Nitro decides which threads to assign your virtual machine to based on the processing power required, much like a task scheduler in a normal office environment. With 2 virtual processors, the worst case is that your application runs on a single core and receives the two threads from this core. If you really maximize your instance, your threads can conflict and cause minor slowdowns. It’s hard to say exactly how the AWS hypervisor works, but it’s probably safe to assume that this scenario is largely mitigated with good thread handling from Nitro.
So, overall, you can probably expect performance comparable to a normal CPU thread, if not a little better. The distinction doesn’t matter much anyway, as most EC2 instances will ship with multiples of 2 vCPUs. Remember that a 4 vCPU instance is not a 4-core server – it really emulates a 2-core server, running 4 processing threads.

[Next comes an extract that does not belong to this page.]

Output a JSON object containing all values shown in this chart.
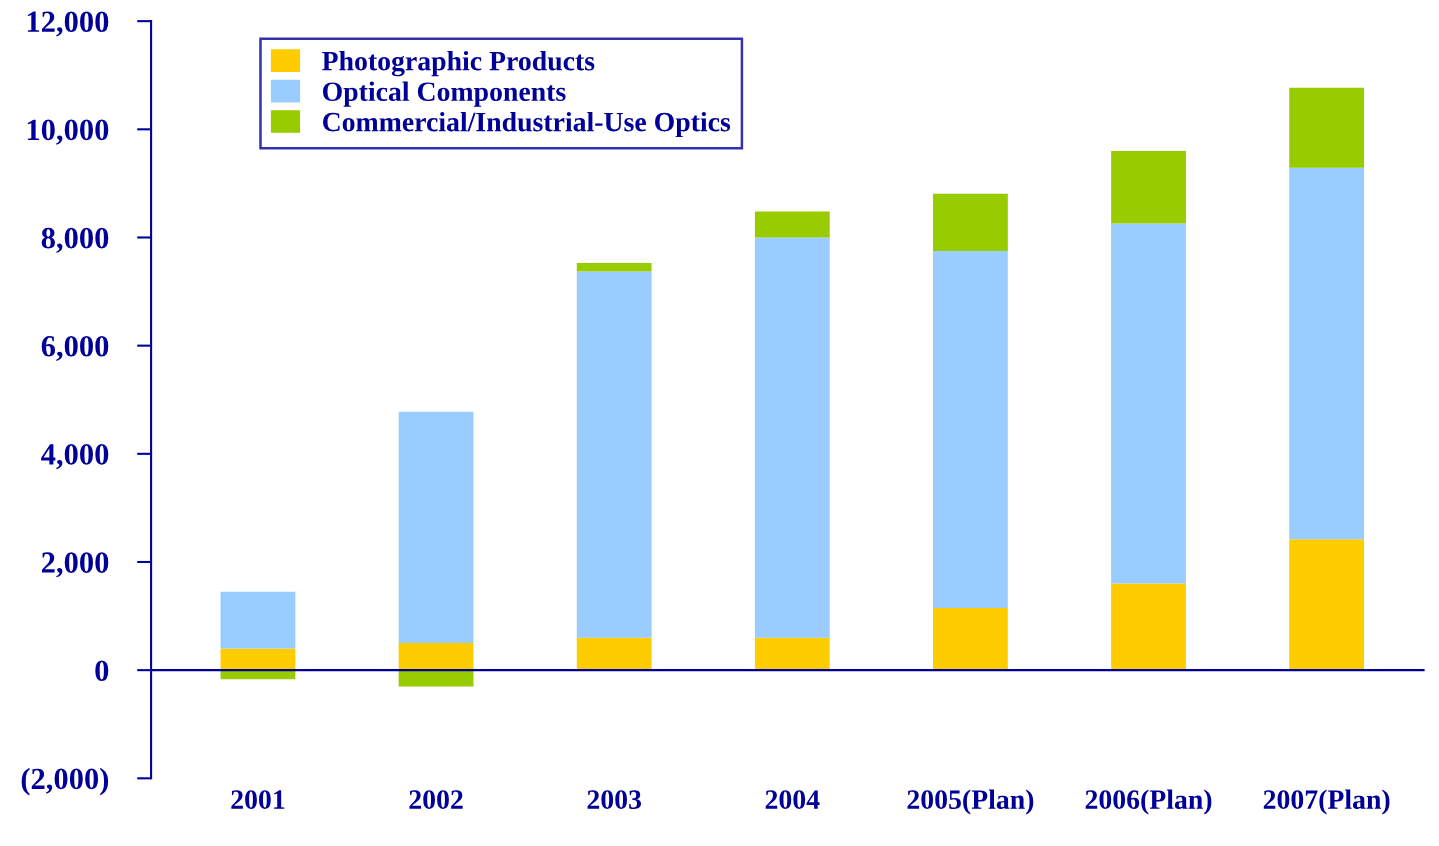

The processing speed of vCPU will depend more on the actual hardware it is running on. Most server processors will be Intel Xeons, as they make up the majority of the market. Low end servers can run older hardware which is a bit dated by today’s standards. AWS T3a instances use AMD EPYC processors with a high number of cores, operate a little slower, but cost less because the hardware is much cheaper by heart.
AWS T2 and T3 instances are “burstable”, which is best suited for applications that don’t need to be running 100% all the time.
For example, the t3.micro instance has 2 vCPUs, but its base speed is 10% of a normal vCPU. In reality, the t3.micro really only has 0.2 vCPU, which is actually the way Google Cloud Platform announces its f1-micro instances.
But the t3.micro is not only 90% slower overall; it is okay to burst beyond basic speed for short periods of time, much like running the turbo frequency on a regular computer. Except that the limiting factor here is not thermal, but how much you are willing to pay.
For each hour the instance runs below base speed, you accumulate CPU credits, which are used to burst the instance for one minute. The t3.micro instance in particular accumulates 6 CPU credits per hour which it rotates below the basic speed. But when processing power is needed, CPU credits are consumed to exceed base speed.
This is well suited for microservice-based applications, which must respond to requests when they occur, but remain inactive until the next user requests something. The services that have to crunch the numbers all the time are better suited to traditional servers.
This allows AWS to run more T2 instances per server than the server would normally be able to do, which saves costs. For example, each rack in their data center can contain a 48-core system with 96 processing threads. This could be used for 96 vCPUs of C5 instances, but T2 instances are able to share cores and operate at less than 20% of base base speed, so AWS can run more of them from the same server.